Registering a Domain Name
In order to use a domain name, you need to claim it first. You claim a domain name by "registering" it, which basically means buying a subscription to use the domain name. You can only register a particular domain name if nobody else has already registered it. There are many companies that provide domain registration services. A domain registrar will let you search for domains. It's best to find a reliable domain registrar that offers reasonable prices.
It may seem self serving to mention that we offer domain registration services, but rest assured, we wouldn't want to lose your goodwill by selling you on something that doesn't offer excellent value. You'll be hard pressed to find better prices and reliability elsewhere.
If you decide to use our domain registration services , the process is as follows:
- Visit our domain registration page
- Search for and find an available domain name
- Add the domain name to your shopping cart and follow the instructions
The Domain Name I Wan't Isn't Available, What do I Do?
Nowadays you'd be considered lucky if you were to find the domain name you want on your first search. The fact is that many desirable domain names are already registered by businesses or individuals. Some individuals even register domain names with the intent of selling them to their rightful owner at an inflated price. This is known as "cybersquatting".

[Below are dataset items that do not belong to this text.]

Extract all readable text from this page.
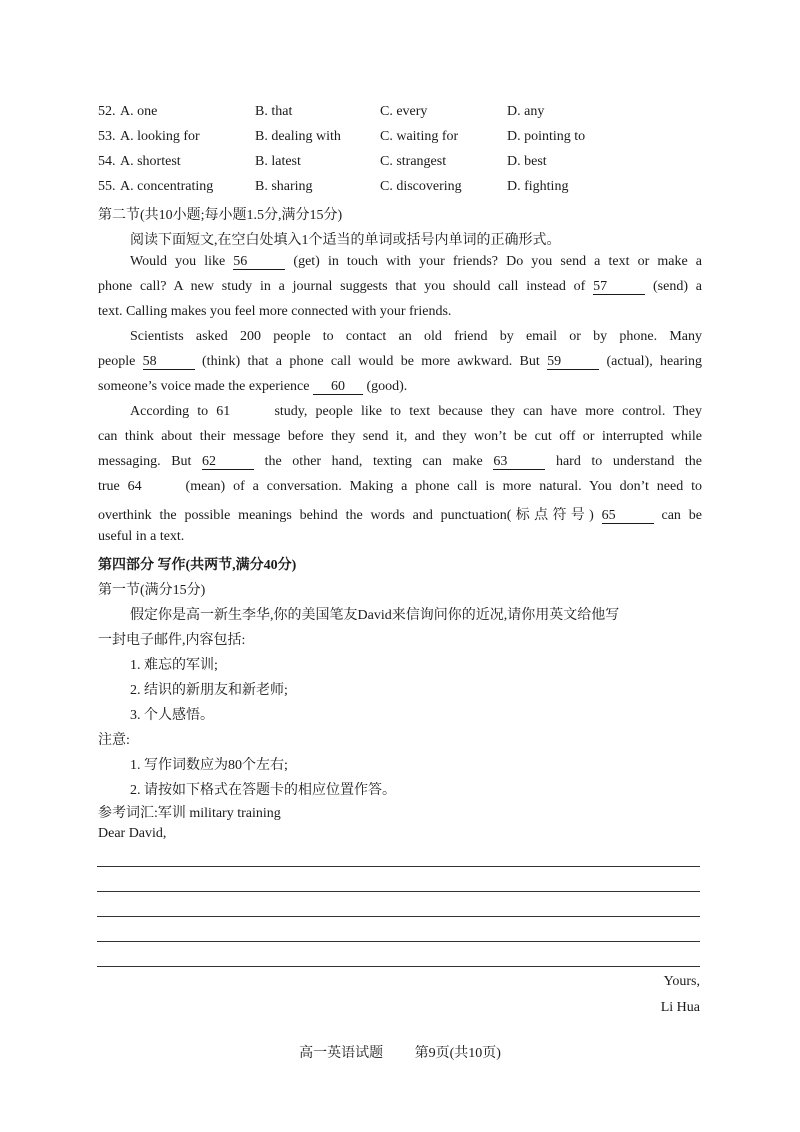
52. A. one	B. that	C. every	D. any
53. A. looking for	B. dealing with	C. waiting for	D. pointing to
54. A. shortest	B. latest	C. strangest	D. best
55. A. concentrating	B. sharing	C. discovering	D. fighting
第二节(共10小题;每小题1.5分,满分15分)
阅读下面短文,在空白处填入1个适当的单词或括号内单词的正确形式。
Would you like 56	(get) in touch with your friends? Do you send a text or make a
phone call? A new study in a journal suggests that you should call instead of 57	(send) a
text. Calling makes you feel more connected with your friends.
Scientists asked 200 people to contact an old friend by email or by phone. Many
people 58	(think) that a phone call would be more awkward. But 59	(actual), hearing
someone’s voice made the experience 60 (good).
According to 61	study, people like to text because they can have more control. They
can think about their message before they send it, and they won’t be cut off or interrupted while
messaging. But 62	the other hand, texting can make 63	hard to understand the
true 64	(mean) of a conversation. Making a phone call is more natural. You don’t need to
overthink the possible meanings behind the words and punctuation(标点符号) 65	can be
useful in a text.
第四部分 写作(共两节,满分40分)
第一节(满分15分)
假定你是高一新生李华,你的美国笔友David来信询问你的近况,请你用英文给他写
一封电子邮件,内容包括:
1. 难忘的军训;
2. 结识的新朋友和新老师;
3. 个人感悟。
注意:
1. 写作词数应为80个左右;
2. 请按如下格式在答题卡的相应位置作答。
参考词汇:军训 military training
Dear David,
Yours,
Li Hua
高一英语试题 第9页(共10页)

The good news is that if you hold a trademark to a name that has been registered by someone else, you can challenge that reservation.
If your organization is new and you haven't chosen a name yet, you may be able to buy the domain name you want if it's for sale by the current registrant. Domain prices vary widely. If the domain name you want is prohibitively expensive, you'll probably have to find an alternative name.
Domain Name Expiration
When you buy a domain name, you're actually getting a subscription to use the name for a specific period of time. The length of time depends on the time period you've paid for, usually between 1 and 10 years. Your registrar will send you an email notification 30 to 60 days before your domain subscription expires to let you know that it should be renewed. You can keep renewing your subscription for as long as you want the domain name.
If you don't renew your domain name subscription within 60 days of expiration, the name may be made available to the public. Make sure your registrar has your up-to-date email address or you may never receive their notifications.
Choosing a Name - Branding Considerations
If you're registering a domain name for an existing business, you'll likely want to incorporate the name of the business in the domain name.
For a completely new business, you're more likely to be free to choose from a wider range of possibilities.
Here are some general tips or strategies for choosing a brand name:
- Make the name memorable, short and easy to pronounce
- Effective names often use rhyming (Lean Cuisine), imagery (Blackberry, Jaguar) or alliteration (Coca Cola, Krispy Kreme)
- Avoid using location in a name because you risk turning off potential customers when your business grows
- Avoid using ".biz" or ".net" domain names. This leaves the impression that you've settled for what was left over. Use an alternative .com instead. Regional domain names ( ".au", ".ca" etc.) may not be ideal from a branding standpoint, but you can get away with using them
- Avoid using another company's name or trademarks in your domain name. Otherwise, you're just asking for trouble.